Basically, they are shoes with strong ankle support that lock the foot in place, not unlike rollerblades. Instead of having wheels on the bottom, though, rebound boots have a cleverly designed spring which compresses and expands as you move, giving you additional lift and absorbing the impact of hitting the ground.
For example, running with rebound boots on reduces joint impact by about 80% while also increasing the number of calories burned per unit of time, promoting faster weight loss.
Moreover, like trampolines, the up and down motion can strengthen your core while doing otherwise unrelated workouts, particularly helping to improve your back muscles. This results in better posture, improved spinal alignment, enhanced lymphatic function, and in some cases can be used to assist in physical rehabilitation from an injury.
Running Resistance Parachutes
Running Parachutes are equipment favored by sprinters generally, but can be an excellent approach to working out for anybody. They’re especially good for training which involves a number of repetitions.
The modern running resistance parachute is usually made from cloth or nylon and attaches to the runner by a harness. As you pick up speed, the parachute fills with air behind you, dragging you back and forcing you to work harder to get further. The faster you run, the more drag the parachute creates.
A good exercise to do with this type of equipment is to try 20-meter sprints. Start by standing still, then sprint forward 20 meters, allowing the parachute to fill up. Instead of stopping, merely slow down to a casual jog for 20 meters after that, then try sprinting the following 20 meters. Keep repeating this until you feel your legs start to fatigue.

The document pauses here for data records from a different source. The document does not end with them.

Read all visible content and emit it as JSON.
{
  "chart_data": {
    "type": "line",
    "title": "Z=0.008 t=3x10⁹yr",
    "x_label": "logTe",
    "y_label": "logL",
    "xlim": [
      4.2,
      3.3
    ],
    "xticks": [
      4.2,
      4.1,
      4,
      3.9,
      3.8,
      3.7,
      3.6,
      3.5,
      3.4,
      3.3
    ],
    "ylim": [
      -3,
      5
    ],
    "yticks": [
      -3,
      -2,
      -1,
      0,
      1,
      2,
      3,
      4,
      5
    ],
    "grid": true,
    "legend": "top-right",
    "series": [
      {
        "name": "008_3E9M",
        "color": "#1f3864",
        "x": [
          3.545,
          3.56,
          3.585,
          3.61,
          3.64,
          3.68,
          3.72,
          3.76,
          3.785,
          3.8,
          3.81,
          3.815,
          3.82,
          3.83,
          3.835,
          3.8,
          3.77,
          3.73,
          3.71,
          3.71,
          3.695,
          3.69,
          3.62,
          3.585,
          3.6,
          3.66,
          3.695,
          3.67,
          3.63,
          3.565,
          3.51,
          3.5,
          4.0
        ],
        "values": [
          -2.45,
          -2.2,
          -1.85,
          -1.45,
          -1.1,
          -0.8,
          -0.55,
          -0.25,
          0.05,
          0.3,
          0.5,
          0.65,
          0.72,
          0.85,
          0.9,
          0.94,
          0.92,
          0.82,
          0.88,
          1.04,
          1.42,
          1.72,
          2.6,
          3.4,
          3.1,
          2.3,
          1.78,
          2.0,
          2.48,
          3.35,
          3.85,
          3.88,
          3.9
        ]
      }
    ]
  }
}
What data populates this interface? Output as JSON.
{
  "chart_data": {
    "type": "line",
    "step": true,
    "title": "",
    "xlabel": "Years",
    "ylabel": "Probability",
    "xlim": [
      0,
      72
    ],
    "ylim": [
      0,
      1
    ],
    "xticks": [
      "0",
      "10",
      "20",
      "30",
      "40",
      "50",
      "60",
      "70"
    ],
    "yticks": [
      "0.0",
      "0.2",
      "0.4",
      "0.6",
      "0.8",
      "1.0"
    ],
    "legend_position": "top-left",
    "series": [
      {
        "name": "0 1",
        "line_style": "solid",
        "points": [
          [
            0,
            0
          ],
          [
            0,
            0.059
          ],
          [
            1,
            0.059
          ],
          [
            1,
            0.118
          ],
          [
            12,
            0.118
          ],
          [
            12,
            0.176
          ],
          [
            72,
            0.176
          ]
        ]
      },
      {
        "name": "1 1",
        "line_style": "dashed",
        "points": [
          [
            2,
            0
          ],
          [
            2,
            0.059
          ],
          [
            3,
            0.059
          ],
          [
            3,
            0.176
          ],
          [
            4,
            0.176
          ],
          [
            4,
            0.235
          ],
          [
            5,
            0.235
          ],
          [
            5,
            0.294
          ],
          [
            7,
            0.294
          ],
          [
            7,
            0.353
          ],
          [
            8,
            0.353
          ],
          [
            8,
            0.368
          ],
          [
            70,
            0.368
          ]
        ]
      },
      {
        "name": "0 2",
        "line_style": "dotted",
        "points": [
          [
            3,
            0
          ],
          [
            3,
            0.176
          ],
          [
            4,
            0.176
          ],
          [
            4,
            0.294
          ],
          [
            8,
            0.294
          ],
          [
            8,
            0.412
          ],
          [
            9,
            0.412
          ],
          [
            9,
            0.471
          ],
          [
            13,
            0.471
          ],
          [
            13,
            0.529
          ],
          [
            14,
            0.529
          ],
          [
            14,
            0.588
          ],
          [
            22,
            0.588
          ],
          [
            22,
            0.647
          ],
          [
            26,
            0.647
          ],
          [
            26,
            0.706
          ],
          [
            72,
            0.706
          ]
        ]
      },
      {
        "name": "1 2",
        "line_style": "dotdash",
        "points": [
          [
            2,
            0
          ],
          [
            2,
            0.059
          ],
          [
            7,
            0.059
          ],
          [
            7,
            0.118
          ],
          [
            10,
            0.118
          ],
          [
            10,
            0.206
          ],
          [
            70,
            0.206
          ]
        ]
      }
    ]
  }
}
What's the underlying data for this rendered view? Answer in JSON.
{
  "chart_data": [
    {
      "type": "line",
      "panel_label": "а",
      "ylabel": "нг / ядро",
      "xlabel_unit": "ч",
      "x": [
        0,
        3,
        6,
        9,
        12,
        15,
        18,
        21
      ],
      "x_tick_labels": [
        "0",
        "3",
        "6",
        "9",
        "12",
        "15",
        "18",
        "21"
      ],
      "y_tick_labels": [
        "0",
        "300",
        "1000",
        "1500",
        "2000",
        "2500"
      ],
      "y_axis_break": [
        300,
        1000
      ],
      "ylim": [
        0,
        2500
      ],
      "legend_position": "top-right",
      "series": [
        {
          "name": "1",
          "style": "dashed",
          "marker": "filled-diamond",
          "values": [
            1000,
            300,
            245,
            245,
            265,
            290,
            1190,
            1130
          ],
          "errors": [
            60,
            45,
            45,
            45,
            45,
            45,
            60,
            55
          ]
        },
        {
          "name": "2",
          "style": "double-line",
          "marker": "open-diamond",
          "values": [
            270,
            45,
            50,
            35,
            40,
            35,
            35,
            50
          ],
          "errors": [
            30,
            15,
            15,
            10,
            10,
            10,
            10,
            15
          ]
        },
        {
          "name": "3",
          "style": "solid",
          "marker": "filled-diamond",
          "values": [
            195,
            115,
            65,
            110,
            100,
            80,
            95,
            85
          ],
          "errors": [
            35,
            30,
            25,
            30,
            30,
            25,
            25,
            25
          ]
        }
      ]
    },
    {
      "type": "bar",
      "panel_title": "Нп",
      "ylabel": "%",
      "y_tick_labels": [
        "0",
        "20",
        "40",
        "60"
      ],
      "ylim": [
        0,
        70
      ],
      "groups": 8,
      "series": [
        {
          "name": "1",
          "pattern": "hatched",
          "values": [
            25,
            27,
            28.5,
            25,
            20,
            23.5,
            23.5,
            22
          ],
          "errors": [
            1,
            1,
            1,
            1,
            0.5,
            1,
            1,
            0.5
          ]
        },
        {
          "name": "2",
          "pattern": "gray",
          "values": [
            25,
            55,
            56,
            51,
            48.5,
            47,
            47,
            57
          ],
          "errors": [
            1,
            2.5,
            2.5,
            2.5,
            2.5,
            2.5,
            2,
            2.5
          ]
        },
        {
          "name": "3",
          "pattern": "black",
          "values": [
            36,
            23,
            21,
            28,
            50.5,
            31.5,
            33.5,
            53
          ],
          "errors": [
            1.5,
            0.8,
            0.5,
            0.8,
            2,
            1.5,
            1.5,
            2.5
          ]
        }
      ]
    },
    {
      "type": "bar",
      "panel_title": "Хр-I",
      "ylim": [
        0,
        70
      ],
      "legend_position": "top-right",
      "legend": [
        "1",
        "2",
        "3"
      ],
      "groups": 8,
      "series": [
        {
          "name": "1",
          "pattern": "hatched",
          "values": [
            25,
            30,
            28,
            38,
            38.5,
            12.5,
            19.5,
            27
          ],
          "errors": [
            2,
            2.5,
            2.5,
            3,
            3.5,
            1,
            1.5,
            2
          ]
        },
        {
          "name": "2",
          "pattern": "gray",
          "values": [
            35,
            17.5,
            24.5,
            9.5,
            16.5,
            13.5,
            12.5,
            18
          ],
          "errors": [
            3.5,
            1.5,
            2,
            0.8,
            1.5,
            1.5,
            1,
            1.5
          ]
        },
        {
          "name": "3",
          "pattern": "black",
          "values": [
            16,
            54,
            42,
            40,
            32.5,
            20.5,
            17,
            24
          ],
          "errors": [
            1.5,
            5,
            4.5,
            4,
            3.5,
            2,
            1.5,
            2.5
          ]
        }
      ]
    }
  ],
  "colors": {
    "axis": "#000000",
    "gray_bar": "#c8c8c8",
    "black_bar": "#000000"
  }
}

If you feel up to it, try moving right from the 20 meter sprints to 100 meter sprints with 100 meter jobs in between them. Finally, finish up with a 400 meter run around the track, keeping a comfortably fast pace throughout.
Exercises like the one above, when combined with the running parachute, go from simply building up stamina to also increasing lean muscle mass and speed.
These are among the simplest and most versatile exercise options around. Frequently used by football players to build stamina and sculpt muscles, weighted sleds are very easy to use and get the most out of.
A weighted sled is generally just a metal slab on two runners which have been curved at the end to make handles. In the center is a metal rod for adding weights.
The weighted sled, once you’ve weighted it to your current levels of ability, can be pushed or pulled, attached to a harness, or used for weight training easily. For example, the simplest exercise is to add weights, bend low to the ground to grab the handles, then push over turf or grass for 25-50 meters. Repeat for 10 total reps of that in the set.
Weighted sleds can also be used to replicate the kind of strength training that you get from a weight machine as well. Just take a harness that you would use to attach the sled to yourself during running and instead push against it with your arms in quick bursts, moving forward after each rep for a set of 10.
You can even add difficulty by changing the ground that you use the sled on. Running attached to the sled might be easy on the grass, but try taking it to a paved track and see how much harder it is.
Find the Solution That’s Best for You
These are only some of the many exercise methods available to you. Instead of just jumping on the treadmill again, do some research and see if there’s a tool out there which will help you reach your goals faster or break a plateau. There’s no reason not to try a new piece of exercise equipment if it might help you reach and maintain the health you want.